Rupiah terhadap dollar AS sore ini menguat 0,37% atau 62 poin ke level Rp 16.798 dibandingkan posisi penutupan perdagangan sebelumnya di Rp 16.860. Rupiah terpantau berbalik bangkit dari level 2 minggu terendahnya.

Analis Vibiz Research Center melihat untuk hari ini perdagangan rupiah vs dollar dibuka melemah ke Rp 16.880 kemudian bergerak terkoreksi ke Rp16.882, dan terakhir sore ini WIB terpantau di posisi Rp 16.855.

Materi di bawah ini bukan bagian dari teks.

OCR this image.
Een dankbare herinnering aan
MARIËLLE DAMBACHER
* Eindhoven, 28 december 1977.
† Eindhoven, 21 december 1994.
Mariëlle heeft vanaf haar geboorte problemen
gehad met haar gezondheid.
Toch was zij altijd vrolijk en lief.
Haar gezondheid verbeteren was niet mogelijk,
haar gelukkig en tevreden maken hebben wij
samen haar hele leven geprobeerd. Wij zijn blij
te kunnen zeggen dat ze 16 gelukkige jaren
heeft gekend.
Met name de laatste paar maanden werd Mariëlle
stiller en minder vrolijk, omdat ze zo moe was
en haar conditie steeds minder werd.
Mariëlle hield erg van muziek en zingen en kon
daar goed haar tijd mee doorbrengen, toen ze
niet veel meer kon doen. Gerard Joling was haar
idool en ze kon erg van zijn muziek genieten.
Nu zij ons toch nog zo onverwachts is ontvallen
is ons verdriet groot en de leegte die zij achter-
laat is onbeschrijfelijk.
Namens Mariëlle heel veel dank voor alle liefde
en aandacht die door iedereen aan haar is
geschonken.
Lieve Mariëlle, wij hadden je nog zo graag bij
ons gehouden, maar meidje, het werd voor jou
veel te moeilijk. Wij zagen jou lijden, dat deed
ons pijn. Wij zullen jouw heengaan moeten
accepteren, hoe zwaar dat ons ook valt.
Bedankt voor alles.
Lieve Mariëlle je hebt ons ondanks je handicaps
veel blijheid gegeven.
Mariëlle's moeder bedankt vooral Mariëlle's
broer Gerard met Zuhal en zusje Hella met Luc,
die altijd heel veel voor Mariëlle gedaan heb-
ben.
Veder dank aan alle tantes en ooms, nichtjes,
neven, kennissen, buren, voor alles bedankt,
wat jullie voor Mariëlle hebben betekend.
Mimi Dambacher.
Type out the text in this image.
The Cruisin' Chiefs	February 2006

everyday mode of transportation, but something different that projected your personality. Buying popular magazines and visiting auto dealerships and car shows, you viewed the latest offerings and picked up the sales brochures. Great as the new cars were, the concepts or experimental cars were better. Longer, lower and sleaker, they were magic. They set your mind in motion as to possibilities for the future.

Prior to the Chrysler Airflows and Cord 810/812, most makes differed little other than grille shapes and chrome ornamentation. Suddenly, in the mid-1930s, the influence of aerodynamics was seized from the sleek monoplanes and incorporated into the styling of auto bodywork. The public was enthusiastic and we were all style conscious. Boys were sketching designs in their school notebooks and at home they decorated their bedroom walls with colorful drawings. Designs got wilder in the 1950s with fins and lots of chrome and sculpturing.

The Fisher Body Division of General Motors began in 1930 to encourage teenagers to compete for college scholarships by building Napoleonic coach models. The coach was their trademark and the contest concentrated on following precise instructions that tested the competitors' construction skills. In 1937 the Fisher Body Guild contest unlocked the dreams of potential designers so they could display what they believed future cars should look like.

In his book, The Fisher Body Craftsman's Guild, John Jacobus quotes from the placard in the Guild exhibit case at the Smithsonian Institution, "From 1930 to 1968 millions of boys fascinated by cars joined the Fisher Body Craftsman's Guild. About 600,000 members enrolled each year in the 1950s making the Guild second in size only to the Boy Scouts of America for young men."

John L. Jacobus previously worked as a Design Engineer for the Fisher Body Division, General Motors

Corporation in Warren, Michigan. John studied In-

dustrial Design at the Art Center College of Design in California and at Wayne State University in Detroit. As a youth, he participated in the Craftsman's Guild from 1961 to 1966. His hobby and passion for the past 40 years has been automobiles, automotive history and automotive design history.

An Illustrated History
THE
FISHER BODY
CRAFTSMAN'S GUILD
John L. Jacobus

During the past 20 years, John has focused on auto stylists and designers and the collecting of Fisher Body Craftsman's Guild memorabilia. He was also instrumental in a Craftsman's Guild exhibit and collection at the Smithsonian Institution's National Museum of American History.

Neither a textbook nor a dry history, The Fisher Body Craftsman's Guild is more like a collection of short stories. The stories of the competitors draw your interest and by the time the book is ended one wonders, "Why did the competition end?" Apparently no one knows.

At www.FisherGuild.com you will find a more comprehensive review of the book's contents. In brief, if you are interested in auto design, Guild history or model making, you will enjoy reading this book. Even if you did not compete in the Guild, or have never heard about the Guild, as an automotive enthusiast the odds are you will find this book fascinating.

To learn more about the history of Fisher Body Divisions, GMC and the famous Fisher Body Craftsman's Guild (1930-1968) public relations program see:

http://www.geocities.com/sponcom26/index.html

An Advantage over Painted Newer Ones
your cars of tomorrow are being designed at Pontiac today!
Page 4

Menguatnya rupiah terjadi sementara dollar AS di pasar uang Eropa umumnya turun setelah melemah di sesi global sebelumnya; terkoreksi dari 2 minggu tertingginya oleh berkurangnya permintaan safe haven dan investor mencari lagi risk assets.

Indeks dollar, yang mengukur dollar terhadap keranjang enam mata uang saingan utamanya, sore hari WIB ini turun ke 97,30, dibandingkan level penutupan sesi sebelumnya di 97,68.

Sementara itu, IHSG Senin di akhir sesi menguat 96,614 poin (1,22%) ke level 8.031,874, sedangkan bursa saham kawasan Asia umumnya menguat dipimpin Nikkei setelah PM Sanae Takaichi memenangkan pemilu Jepang, serta mengikuti Wall Street yang berakhir pekan dalam gain kuat ditopang rebound sektor saham teknologi.

 

Analis Vibiz Research Center melihat dollar AS terhadap rupiah hari ini melemah, dengan dollar di pasar Eropa beranjak turun. Rupiah terhadap dollar seminggu ini terlihat akan berada dalam rentang antara Rp16.897 – Rp16.705.